REPUBLIKA.CO.ID, JAKARTA -- Pemerintah berencana memasukkan pembahasan mata uang kripto di lingkungan Kementerian Keuangan, KSSK serta dalam forum G20 mendatang. Terlebih, mata uang digital ini hanya berangkat dari individual, atau tidak dari seluruh negara di dunia.
Menteri Keuangan Sri Mulyani mengatakan jika melihat fenomena di dunia, ada beberapa negara melakukan piloting atau uji coba seperti di China. Di suatu daerah yang belum meluas secara nasional, pemerintah China bahkan mencoba mewacanakan mengubah transaksi dari fisik menjadi digital.
"Karena jumlah uang beredar menentukan dinamika ekonomi suatu negara apakah akan terjadi inflasi, aset bubble. Ini akan jadi satu isu yang terus dibahas, Kami (KSSK), forum G20, antara bank sentral ini akan jadi fenomena yang akan dibahas," ujarnya saat Webinar Seri II: Kebijakan Pemerintah, Peluang, Tantangan, dan Kepemimpinan Masa dan Pasca Pandemi Covid-19 seperti dikutip Rabu (16/6).
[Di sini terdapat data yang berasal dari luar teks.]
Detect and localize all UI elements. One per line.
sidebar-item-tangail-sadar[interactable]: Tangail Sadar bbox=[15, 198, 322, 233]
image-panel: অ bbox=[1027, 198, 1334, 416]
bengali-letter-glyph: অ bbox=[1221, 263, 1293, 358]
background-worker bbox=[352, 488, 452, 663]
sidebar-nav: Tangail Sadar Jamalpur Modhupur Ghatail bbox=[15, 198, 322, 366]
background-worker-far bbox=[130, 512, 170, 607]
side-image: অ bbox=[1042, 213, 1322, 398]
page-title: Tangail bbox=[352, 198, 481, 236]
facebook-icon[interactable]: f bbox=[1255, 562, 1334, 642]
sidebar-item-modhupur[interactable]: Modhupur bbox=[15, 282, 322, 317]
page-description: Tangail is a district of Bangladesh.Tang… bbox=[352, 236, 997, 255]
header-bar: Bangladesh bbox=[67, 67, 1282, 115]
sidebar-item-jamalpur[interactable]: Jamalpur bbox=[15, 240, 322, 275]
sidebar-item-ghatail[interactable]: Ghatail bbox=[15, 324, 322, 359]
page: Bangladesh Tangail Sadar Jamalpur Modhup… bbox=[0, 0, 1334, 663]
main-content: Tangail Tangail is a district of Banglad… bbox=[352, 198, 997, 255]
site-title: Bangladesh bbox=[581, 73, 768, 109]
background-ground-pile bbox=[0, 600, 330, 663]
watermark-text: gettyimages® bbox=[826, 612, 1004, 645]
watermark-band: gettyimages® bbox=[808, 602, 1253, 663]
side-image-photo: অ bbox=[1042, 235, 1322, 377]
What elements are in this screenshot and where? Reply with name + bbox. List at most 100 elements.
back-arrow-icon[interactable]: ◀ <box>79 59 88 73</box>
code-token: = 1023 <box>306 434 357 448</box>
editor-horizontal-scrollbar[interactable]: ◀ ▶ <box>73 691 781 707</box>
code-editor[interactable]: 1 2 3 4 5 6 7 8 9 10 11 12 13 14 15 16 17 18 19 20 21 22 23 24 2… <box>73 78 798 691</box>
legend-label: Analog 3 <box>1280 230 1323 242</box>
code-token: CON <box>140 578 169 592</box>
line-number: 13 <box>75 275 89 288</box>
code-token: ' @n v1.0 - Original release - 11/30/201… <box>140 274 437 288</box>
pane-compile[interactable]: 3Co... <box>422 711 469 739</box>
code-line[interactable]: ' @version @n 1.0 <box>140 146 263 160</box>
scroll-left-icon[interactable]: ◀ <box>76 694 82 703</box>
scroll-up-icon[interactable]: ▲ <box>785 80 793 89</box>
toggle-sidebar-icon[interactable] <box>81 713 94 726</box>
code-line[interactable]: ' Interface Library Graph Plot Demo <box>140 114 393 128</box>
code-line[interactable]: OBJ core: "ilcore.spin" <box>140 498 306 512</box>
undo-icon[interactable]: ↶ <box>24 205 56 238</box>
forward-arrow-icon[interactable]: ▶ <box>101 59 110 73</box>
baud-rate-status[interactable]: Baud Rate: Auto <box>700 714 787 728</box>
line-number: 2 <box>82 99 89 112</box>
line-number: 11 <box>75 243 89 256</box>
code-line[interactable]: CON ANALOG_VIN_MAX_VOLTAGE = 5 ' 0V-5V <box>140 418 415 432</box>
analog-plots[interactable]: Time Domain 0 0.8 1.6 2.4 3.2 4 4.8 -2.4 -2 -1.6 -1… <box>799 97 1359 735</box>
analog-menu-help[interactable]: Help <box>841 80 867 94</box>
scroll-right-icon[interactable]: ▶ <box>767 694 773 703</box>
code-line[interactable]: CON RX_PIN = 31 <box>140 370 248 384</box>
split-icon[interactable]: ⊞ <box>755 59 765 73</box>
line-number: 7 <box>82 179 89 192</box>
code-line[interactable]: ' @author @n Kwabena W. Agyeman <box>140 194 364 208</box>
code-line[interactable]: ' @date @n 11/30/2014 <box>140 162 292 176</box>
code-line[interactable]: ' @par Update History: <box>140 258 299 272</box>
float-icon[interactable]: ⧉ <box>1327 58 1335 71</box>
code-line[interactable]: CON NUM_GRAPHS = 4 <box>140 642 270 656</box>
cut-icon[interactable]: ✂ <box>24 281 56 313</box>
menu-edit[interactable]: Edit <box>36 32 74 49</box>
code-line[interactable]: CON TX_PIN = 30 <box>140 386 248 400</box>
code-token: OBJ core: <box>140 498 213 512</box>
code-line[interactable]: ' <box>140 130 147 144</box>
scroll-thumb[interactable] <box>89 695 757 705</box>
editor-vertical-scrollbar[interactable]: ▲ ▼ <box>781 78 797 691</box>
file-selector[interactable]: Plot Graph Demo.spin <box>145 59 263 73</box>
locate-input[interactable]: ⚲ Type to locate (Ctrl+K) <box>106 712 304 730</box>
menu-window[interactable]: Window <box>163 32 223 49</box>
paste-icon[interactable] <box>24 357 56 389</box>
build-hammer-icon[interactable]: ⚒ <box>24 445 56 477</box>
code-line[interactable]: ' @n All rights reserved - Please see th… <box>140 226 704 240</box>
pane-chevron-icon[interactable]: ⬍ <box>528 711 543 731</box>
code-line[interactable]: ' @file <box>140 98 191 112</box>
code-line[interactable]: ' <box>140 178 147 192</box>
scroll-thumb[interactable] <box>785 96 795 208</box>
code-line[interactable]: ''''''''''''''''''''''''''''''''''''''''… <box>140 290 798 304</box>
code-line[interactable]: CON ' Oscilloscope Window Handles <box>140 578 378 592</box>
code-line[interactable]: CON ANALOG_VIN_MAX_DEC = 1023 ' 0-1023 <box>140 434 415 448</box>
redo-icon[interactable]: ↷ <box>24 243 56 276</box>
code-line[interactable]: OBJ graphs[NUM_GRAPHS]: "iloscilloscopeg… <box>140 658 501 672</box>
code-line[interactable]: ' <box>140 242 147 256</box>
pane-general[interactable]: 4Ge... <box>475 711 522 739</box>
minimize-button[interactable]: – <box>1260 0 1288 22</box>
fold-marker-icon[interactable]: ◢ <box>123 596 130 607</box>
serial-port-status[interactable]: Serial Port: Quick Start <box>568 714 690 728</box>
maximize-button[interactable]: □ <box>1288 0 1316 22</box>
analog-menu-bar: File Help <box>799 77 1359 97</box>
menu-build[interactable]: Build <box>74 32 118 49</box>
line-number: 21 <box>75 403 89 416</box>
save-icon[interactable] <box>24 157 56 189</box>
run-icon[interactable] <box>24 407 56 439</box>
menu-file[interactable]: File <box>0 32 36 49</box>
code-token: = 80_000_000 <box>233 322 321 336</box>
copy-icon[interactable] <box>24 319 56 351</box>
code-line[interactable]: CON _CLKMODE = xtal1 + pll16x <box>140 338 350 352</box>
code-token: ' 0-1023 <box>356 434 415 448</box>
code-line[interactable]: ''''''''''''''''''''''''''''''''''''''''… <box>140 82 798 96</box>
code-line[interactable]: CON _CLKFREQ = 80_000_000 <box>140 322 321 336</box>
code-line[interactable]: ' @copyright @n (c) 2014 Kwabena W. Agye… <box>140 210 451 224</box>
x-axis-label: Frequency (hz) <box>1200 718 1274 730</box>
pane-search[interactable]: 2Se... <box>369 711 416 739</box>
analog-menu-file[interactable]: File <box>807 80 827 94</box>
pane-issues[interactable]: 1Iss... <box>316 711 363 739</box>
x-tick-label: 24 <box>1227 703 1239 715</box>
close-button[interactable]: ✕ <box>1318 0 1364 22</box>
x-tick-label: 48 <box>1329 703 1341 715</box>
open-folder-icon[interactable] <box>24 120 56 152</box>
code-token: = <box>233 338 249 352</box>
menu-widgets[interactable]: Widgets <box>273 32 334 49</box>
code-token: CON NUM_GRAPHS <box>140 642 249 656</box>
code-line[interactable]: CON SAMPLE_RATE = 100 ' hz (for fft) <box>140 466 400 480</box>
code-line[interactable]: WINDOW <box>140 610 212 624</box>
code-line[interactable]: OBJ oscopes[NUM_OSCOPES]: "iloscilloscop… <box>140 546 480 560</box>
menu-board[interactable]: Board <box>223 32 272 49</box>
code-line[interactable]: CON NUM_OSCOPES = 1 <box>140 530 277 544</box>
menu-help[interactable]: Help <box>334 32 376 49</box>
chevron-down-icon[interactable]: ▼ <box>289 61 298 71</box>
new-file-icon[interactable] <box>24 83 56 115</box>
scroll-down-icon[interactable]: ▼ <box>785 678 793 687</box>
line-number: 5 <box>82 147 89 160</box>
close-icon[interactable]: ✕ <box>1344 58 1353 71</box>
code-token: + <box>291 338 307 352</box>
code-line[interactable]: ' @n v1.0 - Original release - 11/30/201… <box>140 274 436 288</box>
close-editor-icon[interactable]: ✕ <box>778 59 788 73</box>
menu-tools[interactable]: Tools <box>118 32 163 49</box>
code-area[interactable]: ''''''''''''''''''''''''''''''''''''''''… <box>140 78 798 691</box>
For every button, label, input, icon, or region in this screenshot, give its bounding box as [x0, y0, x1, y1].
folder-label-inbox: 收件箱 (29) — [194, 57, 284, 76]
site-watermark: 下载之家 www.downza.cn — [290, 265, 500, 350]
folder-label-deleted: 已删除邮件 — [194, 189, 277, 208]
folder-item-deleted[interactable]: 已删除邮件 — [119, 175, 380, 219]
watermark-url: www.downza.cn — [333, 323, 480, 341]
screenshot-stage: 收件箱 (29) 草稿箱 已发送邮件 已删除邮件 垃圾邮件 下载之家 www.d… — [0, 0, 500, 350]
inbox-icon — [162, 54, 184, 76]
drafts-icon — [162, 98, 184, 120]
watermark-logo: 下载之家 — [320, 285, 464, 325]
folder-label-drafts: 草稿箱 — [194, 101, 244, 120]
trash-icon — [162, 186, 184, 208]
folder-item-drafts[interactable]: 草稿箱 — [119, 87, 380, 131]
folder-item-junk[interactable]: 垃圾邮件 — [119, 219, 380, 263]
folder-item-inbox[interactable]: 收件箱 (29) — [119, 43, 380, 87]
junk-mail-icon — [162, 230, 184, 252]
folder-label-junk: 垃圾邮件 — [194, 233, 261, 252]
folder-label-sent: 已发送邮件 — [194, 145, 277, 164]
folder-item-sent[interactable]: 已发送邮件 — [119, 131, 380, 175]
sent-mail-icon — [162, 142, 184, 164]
Namun menjadi persoalannya, lanjut Sri Mulyani setiap negara yang berkedaulatan menetapkan bank sentral sebagai penguasa atau yang memiliki power dari negara untuk mengatur mata uang. Di Indonesia sendiri masih menggunakan uang fisik atau kertas sebagai alat transaksi pembayaran yang sah.
Sementara Gubernur Bank Indonesia, Perry Warjiyo menambahkan mata uang kripto bukan merupakan alat pembayaran yang sah. Hal ini seperti diamanatkan dalam Undang-Undang Dasar dan Undang-Undang Bank Indonesia, juga Undang-Undang Mata Uang. "Apa yang istilahnya crypto currency atau kripto apa sesuai juga pak ketua (OJK) tahu betul bahwa itu bukan merupakan alat pembayaran yang sah," ucapnya.
Pihaknya bahkan melarang seluruh lembaga-lembaga keuangan apalagi yang bermitra dengan Bank Indonesia agar tidak memfasilitasi atau menggunakan kripto sebagai pembayaran ataupun alat servis jasa keuangan.
"Kami akan menerjunkan pengawas-pengawas untuk memastikan lembaga keuangan mematuhi ketentuan-ketentuan yang sebelumnya sudah digariskan UU mata uang," jelasnya.